Recto Bank project faces delay from Manila-China standoff

By Paul Anthony A. Isla, BusinessMirror

Posted at May 01 2012 06:45 AM | Updated as of May 01 2012 09:53 PM

MANILA, Philippines - Forum Energy Plc., operator of Service Contract 72, would have to wait for the outcome of a long-standing standoff between the Philippines and China over Recto Bank in the South China Sea, Manuel V. Pangilinan, Philex Mining Corp. chairman, told reporters on Monday.

Philex Mining, through its interests in FEC Resources Inc. and Philex Petroleum, controls 64.45 percent of the share capital of Forum Energy. “There’s always the possibility of a delay in work program, given the political concerns between the Philippines and China, which have to be sorted out,” Pangilinan said.

He added that he hoped the Department of Energy (DOE) would not take it against them if the work program was delayed by a prolonged impasse between Manila and Beijing.

“If Chinese gunboats appear in the horizon, then there could be delays as those rigs and survey ships that are owned by other countries would not want to get involved in any kind of regional conflicts,” Pangilinan said. Though a delay was possible, he added that they would still stick with their committed work program and schedules.

Pangilinan said developing gas fields usually takes six to 10 years and any delay would push that timeframe further.
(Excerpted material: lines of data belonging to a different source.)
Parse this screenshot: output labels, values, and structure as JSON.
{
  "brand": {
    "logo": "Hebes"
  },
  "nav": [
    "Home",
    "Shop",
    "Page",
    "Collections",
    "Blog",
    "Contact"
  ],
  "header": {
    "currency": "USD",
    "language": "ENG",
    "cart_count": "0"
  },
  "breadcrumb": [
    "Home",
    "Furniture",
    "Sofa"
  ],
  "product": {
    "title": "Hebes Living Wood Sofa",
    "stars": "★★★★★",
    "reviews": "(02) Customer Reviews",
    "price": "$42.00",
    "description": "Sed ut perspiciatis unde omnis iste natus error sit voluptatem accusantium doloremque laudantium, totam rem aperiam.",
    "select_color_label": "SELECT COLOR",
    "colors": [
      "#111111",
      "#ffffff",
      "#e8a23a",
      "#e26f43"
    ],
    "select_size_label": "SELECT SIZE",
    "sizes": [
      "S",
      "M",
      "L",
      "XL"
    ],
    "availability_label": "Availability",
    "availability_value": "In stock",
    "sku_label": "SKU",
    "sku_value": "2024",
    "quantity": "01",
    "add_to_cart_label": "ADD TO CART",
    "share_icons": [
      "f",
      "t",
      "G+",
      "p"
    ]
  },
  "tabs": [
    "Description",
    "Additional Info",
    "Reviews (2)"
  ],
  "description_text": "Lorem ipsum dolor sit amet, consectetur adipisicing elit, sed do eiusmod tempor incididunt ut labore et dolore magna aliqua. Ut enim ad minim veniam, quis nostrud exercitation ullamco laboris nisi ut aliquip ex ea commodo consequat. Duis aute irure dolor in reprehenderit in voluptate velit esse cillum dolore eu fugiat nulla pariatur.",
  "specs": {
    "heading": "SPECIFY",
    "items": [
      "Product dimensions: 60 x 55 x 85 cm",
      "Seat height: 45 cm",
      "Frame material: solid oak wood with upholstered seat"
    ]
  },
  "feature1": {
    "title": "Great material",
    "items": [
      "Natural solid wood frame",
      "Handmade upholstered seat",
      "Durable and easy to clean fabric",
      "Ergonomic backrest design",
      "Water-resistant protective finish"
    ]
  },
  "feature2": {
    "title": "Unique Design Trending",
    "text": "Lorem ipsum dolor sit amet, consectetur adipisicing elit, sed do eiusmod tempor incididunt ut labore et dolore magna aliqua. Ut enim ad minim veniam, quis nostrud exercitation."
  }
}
Energy Undersecretary Jose Layug Jr. said they have not received reports raising concerns about security.

“We have always informed bidders and potential investors that the government will definitely consider them as partners and will help them in all aspects of their oil-and- gas exploration,” he added.

Layug said the DOE has been coordinating with the Department of National Defense as well as with other agencies of the government. In terms of gross prospective resources, Weatherford Petroleum Consultants earlier reported that the Recto Bank is estimated to have a low of 4.666 trillion cubic feet (TCF), a high of 16.612 TCF and a best estimate of 8.799 TCF of gas. The report said the disputed territory could also have a low of 117 million barrels, a high of 416 million barrels and a best estimate of 220 million barrels of oil and what it called liquids in place.

Prospective resources refer to quantities of oil and gas estimated on a given date to be potentially recoverable from undiscovered accumulations, which are technically and economically viable to recover. While in terms of contingent resources, Weatherford said Recto Bank has a low of 1.474 TCF, a high of 2.603 TCF and a best estimate of 4.598 TCF of gas. It added that the area could have a low of 37 million barrels, a high of 115 million barrels and a best estimate of 65 million barrels of oil and what it also called liquids in place.

Robin Nicholson, Forum chairman, said the Weatherford report showed an improvement in the resources previously known and supports the case to proceed with a drilling program. “We will continue discussions with our major shareholders, our joint venture partner and our advisors to determine how the SC 72 drilling program, which we anticipate will cost a total of $75 million, will be funded,” he added.

Service Contract 72 covers 880,000 hectares and is located in the Recto Bank Basin, which is within the 200-nautical-mile exclusive economic zone, based on Republic Act 9522, or the Philippine Archipelagic Baselines Law, signed on March 10, 2009.